Principled Design for Trustworthy AI - Interpretability, Robustness, and Safety across Modalities

ICLR 2026 Workshop

📍 International Conference on Learning Representations (ICLR 2026)
📅 Date: Monday April 27 · 🌍 Location: Rio de Janeiro, Brazil (Room 204 A+B)

Overview

Modern AI systems, particularly large language models, vision-language models, and deep vision networks, are increasingly deployed in high-stakes settings such as healthcare, autonomous driving, and legal decisions. Yet, their lack of transparency, fragility to distributional shifts between train/test environments, and representation misalignment in emerging tasks and data/feature modalities raise serious concerns about their trustworthiness.

This workshop focuses on developing trustworthy AI systems by principled design: models that are interpretable, robust, and aligned across the full lifecycle – from training and evaluation to inference-time behavior and deployment. We aim to unify efforts across modalities (language, vision, audio, and time series) and across technical areas of trustworthiness spanning interpretability, robustness, uncertainty, and safety.

Call for Papers

We invite submissions on topics including (but not limited to):

Interpretable and Intervenable Models
- concept bottlenecks and modular architectures, mechanistic interpretability and concept-based reasoning, interpretability for control and real-time intervention;
Inference-Time Safety and Monitoring
- reasoning trace auditing in LLMs and VLMs, inference-time safeguards and safety mechanisms, chain-of-thought consistency and hallucination detection, real-time monitoring and failure intervention mechanisms;
Multimodal Trust Challenges
- grounding failures and cross-modal misalignment, safety in vision-language and deep vision systems, cross-modal alignment and robust multimodal reasoning, trust and uncertainty in video, audio, and time-series models
Robustness and Threat Models
- adversarial attacks and defenses, robustness to distributional, conceptual, and cascading shifts, formal verification methods and safety guarantees, robustness under streaming, online, or low-resource conditions;
Trust Evaluation and Responsible Deployment
- human-AI trust calibration, confidence estimation, uncertainty quantification, metrics for interpretability/alignment/robustness, transparent and accountable deployment pipelines, safety alignment;
Safety and Trustworthiness in LLM Agents
- safety and failures in planning and action execution, emergent behaviors in multi-agent interactions, intervention and control in agent loops, alignment of long-horizon goals with user intent, auditing and debugging LLM agents in real-world deployment.
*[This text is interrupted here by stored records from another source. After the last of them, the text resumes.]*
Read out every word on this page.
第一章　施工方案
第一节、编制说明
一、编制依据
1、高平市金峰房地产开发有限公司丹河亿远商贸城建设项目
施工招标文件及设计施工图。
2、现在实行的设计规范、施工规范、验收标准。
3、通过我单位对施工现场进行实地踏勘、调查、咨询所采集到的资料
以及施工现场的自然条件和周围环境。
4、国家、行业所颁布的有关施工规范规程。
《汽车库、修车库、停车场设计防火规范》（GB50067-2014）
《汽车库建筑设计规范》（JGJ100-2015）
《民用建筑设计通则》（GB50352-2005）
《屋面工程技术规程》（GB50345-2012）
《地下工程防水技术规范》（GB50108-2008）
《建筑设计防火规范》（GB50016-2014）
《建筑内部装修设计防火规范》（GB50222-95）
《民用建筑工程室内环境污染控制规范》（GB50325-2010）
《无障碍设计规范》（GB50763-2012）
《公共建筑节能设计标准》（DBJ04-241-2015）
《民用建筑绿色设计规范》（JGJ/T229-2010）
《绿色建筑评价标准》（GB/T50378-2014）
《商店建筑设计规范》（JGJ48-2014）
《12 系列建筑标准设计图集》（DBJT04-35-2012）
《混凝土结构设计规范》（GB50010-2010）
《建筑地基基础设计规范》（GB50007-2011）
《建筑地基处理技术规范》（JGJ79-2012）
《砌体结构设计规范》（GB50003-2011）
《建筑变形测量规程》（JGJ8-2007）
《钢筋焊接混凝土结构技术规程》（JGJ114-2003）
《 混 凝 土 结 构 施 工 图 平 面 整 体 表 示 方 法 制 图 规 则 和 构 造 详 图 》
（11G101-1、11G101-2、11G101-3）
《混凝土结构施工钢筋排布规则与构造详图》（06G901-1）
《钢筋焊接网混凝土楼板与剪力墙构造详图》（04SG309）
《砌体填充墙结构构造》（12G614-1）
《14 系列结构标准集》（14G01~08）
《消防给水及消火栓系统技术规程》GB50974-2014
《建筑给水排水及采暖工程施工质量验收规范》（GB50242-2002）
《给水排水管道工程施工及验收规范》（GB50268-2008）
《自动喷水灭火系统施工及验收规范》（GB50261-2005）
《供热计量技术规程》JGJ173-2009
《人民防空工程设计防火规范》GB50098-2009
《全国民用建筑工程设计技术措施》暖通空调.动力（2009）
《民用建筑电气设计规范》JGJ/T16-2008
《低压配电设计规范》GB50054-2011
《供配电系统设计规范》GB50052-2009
Reviews are double-blind and the accepted papers are non-archival. Accepted papers will be presented as posters and/or short talks.

Accepted papers (Spotlight talk & Posters)

This year, we received 312 submissions and accepted 144 papers → View the full list of accepted papers

Workshop Schedule

Time	Session
9:00 – 9:10 AM	Opening Remarks
9:10 – 9:30 AM	Spotlight Talks Session 1
9:30 – 10:00 AM	Keynote 1, Mihaela van der Schaar (U Cambridge) Stop Forecasting! Start Understanding Time Series Dynamics and Causality!
10:00 – 11:00 AM	☕ Coffee Break & Networking + Poster Session 1
11:00 – 11:30 AM	Keynote 2, Fernanda Viegas (Harvard) How AI Chatbots See Us: Making Interpretability User-Facing
11:30 – 12:00 PM	Keynote 3, Hamed Hassani (UPenn) Robust Policy Optimization to Prevent Catastrophic Forgetting
12:00 – 1:30 PM	🍽️ Lunch Break
1:40 – 2:00 PM	Spotlight Talks Session 2
2:00 – 2:30 PM	Keynote 4, Nanyun (Violet) Peng (UCLA) David and Goliath: Compute-Efficient Safety Interventions for LLMs
2:30 – 3:00 PM	☕ Coffee Break
3:00 – 3:30 PM	Keynote 5, Yan Liu (USC) Actionable Interpretability through the Lenses of Feature Interaction
3:30 – 4:30 PM	Poster Session 2 + Networking
4:30 – 4:35 PM	Closing Remarks

Important Dates

Event	Date
Submission deadline	Feb 2, 2026
Notification to authors	Feb 28, 2026
Camera-ready deadline	Mar 6, 2026
Workshop date	April 27, 2026

(All deadlines are AoE.)

Submission Instruction

Format: (1) Short paper track: max 4 pages, excluding references; (2) Long paper track: max 9 pages, excluding references. Please use the LaTeX style files (ICLR conference style) provided here. The submission can have unlimited appendix within the same PDF as long as the main text remains within the stated limit.
Submission: Openreview link
Submission deadline: Feb 2, 2026 (AoE)
Guideline: The content of submission needs to be original and not accepted in other archival venues by the time of our submission deadline. Violation of this policy will be desk-rejected.

Note that for Openreivew submission, new profiles created without an institutional email will go through a moderation process that can take up to two weeks. New profiles created with an institutional email will be activated automatically.